O Ministério da Economia, Comércio e Indústria (METI) do Japão acaba de lançar uma estratégia colossal para disparar a presença global de sua indústria criativa. Estamos falando de um plano de ataque que abrange tudo: animes de cair o queixo, games viciantes, mangás icônicos, filmes e a música que dita tendências.
A meta audaciosa é injetar a participação de mercado no cenário internacional para 20 trilhões de ienes (algo em torno de US$ 129 bilhões) até 2033! É uma verdadeira missão de expansão que promete remodelar o panorama global do entretenimento.
Essa virada de chave monumental acontece logo após a poderosa Federação da Indústria do Japão ter exigido do governo ações mais incisivas e um horizonte de longo prazo. Além disso, o próprio ministério reconheceu que as medidas anteriores estavam aquém do ritmo avassalador de concorrentes de peso, como a Coreia do Sul.
As novas diretrizes políticas são um grito de guerra focado em máximo impacto:
Suporte Estratégico Máximo: Um apoio maciço, articulado e de fôlego longo.
Conquista Global: Impulsionar incansavelmente a disseminação do conteúdo japonês pelo globo.
Liberdade Criativa Intocável: O ponto nevrálgico! O governo promete não interferir nas produções artísticas.
Financiamento Direto: Injeção de capital onde é mais necessário.
Ousadia Premiada: Priorizar e recompensar aqueles que se arriscarem e inovarem.
O pacote de táticas é completo: investir pesado em Propriedades Intelectuais (IPs) valiosíssimas, capacitar talentos (recursos humanos) e abraçar as tecnologias de ponta.
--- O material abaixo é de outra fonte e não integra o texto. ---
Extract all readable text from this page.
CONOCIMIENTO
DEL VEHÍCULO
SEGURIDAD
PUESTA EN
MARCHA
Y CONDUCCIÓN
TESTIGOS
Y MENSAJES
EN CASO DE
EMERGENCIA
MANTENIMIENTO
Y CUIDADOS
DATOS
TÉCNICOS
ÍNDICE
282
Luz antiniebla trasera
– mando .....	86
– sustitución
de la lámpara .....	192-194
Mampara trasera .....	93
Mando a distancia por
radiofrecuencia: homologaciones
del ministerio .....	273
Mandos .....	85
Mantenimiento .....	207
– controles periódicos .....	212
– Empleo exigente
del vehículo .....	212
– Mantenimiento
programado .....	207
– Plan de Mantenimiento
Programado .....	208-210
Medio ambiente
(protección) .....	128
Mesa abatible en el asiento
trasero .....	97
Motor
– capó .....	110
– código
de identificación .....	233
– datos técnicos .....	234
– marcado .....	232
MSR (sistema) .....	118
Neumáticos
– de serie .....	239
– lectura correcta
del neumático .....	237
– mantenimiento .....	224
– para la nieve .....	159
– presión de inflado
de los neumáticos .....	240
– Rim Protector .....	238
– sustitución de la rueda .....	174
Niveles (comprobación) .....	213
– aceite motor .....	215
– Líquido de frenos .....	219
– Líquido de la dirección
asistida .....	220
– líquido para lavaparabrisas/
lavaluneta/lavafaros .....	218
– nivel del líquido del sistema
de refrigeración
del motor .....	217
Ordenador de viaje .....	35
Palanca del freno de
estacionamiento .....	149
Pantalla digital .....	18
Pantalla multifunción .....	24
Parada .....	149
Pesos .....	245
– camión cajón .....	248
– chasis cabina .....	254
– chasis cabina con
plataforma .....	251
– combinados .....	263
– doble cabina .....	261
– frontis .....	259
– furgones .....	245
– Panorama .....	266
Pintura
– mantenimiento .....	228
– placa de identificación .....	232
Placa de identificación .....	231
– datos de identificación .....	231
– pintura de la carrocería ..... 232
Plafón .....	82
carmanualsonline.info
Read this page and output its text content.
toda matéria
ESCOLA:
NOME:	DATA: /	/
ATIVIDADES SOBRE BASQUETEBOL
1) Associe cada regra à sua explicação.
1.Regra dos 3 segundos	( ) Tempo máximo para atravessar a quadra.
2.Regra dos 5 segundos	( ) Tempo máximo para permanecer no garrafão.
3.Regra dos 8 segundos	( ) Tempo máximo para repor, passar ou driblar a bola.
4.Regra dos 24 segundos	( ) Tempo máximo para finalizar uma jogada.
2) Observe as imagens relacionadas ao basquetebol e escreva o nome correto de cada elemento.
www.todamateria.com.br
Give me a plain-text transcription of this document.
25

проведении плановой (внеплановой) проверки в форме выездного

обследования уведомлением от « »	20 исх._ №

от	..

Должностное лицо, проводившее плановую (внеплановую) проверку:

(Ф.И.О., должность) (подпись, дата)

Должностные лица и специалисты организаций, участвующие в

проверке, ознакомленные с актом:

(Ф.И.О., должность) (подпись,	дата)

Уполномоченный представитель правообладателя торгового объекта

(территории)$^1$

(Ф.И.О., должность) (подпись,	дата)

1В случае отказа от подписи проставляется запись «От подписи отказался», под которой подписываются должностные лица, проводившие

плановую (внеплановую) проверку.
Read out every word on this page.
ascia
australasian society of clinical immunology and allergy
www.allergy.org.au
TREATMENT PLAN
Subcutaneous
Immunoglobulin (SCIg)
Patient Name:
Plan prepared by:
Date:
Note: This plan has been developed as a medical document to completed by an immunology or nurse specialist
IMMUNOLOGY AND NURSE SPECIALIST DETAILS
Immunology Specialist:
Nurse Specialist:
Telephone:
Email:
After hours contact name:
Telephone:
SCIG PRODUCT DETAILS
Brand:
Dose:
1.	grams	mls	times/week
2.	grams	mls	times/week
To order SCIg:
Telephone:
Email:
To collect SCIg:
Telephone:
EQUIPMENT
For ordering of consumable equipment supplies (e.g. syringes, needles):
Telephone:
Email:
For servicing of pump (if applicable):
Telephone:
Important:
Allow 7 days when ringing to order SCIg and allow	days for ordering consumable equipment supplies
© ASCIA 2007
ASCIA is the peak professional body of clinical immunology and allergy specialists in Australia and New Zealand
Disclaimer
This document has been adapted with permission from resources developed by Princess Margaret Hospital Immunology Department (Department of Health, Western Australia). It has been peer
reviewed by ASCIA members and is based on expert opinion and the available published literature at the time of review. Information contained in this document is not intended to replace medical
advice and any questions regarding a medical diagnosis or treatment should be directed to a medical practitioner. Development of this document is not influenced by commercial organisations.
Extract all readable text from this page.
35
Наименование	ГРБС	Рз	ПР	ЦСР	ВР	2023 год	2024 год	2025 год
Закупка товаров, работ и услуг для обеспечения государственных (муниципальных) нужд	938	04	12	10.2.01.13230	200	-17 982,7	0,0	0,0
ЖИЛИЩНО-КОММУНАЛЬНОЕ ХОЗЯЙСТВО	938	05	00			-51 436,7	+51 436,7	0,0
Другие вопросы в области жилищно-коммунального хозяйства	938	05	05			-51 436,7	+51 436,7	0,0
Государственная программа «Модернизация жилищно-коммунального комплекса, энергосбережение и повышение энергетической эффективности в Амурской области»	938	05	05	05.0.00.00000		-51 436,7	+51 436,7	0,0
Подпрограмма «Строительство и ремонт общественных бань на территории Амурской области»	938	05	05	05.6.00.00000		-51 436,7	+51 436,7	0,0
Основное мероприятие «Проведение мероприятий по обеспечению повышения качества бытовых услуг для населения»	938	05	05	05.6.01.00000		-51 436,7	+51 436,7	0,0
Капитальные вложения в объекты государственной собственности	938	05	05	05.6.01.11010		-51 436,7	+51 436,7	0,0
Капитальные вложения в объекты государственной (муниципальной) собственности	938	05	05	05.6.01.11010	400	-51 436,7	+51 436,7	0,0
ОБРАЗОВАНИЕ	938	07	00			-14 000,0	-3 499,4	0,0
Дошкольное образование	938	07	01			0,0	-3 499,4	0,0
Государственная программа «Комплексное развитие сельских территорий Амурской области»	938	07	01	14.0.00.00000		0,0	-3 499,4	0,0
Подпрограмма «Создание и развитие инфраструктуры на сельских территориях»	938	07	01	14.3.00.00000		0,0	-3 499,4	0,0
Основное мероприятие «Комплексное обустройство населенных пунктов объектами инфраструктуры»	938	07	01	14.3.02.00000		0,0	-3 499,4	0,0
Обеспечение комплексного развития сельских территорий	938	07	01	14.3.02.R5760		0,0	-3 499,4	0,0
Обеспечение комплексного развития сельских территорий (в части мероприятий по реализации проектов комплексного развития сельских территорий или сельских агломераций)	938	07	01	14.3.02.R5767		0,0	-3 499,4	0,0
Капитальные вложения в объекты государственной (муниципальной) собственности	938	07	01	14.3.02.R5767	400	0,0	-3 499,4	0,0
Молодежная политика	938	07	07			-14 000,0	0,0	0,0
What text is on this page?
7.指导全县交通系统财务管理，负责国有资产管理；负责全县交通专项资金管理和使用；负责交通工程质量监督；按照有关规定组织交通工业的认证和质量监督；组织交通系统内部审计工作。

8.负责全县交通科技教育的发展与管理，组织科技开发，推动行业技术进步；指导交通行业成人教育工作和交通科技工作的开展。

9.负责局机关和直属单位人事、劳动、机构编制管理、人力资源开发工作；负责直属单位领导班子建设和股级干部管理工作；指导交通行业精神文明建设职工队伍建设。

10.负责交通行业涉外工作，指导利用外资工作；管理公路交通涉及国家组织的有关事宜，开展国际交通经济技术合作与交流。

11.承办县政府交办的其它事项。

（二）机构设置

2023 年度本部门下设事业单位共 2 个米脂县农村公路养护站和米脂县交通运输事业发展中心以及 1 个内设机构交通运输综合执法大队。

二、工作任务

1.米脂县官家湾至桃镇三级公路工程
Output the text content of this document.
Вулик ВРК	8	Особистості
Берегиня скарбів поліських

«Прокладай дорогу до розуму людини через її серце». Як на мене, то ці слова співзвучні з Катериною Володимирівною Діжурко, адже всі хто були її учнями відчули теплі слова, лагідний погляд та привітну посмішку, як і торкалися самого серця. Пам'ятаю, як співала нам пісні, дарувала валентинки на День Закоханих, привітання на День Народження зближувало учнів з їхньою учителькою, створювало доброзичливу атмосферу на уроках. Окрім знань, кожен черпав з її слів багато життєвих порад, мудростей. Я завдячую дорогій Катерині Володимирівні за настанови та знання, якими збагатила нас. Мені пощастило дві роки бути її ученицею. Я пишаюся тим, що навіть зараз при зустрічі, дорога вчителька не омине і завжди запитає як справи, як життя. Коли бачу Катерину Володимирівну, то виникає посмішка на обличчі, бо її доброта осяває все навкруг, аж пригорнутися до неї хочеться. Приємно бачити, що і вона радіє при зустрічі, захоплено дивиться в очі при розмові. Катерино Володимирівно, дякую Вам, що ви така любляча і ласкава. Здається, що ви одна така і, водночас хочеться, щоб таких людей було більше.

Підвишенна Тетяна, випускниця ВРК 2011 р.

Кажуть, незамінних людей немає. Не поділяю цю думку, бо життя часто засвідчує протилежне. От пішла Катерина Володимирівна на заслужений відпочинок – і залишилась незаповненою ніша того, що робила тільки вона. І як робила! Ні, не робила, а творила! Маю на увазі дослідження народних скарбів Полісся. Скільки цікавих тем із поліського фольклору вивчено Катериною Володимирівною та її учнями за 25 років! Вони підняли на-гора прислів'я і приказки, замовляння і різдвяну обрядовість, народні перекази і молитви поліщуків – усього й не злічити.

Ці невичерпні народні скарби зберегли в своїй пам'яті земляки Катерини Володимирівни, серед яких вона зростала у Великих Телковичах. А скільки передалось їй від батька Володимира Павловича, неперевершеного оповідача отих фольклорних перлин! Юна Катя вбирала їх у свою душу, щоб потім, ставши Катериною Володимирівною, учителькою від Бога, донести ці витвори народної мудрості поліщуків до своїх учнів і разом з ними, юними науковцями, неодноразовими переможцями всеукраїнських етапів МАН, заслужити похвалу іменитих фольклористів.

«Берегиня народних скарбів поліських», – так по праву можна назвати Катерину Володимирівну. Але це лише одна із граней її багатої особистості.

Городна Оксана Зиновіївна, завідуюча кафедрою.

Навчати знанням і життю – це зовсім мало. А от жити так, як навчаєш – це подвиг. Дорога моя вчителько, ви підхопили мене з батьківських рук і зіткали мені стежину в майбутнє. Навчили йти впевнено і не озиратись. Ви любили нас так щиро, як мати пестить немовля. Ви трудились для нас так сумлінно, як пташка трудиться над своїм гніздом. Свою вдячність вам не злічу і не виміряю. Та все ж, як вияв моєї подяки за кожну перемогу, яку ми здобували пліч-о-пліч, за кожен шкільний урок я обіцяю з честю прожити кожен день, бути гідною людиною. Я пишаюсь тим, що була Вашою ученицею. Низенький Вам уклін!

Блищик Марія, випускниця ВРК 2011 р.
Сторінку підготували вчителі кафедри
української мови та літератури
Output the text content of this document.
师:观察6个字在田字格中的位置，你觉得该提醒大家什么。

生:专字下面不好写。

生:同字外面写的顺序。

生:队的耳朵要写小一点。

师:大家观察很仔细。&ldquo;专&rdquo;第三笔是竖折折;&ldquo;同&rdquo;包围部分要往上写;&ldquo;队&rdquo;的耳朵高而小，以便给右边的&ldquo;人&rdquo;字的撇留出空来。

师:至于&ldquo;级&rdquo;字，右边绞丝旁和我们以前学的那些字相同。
Além disso, há um empenho declarado em fortalecer as redes de distribuição internacional e, crucialmente, apoiar as comunidades de fãs – a verdadeira espinha dorsal dessa indústria.
A garantia da não-interferência (o terceiro ponto) é um alívio enorme! Com a explosão da expansão mundial, surgia uma tensão onde artistas sentiam-se pressionados a evitar temas que poderiam ser vistos como polêmicos no Ocidente. Este compromisso é o sinal verde do Japão: a arte vem em primeiro lugar!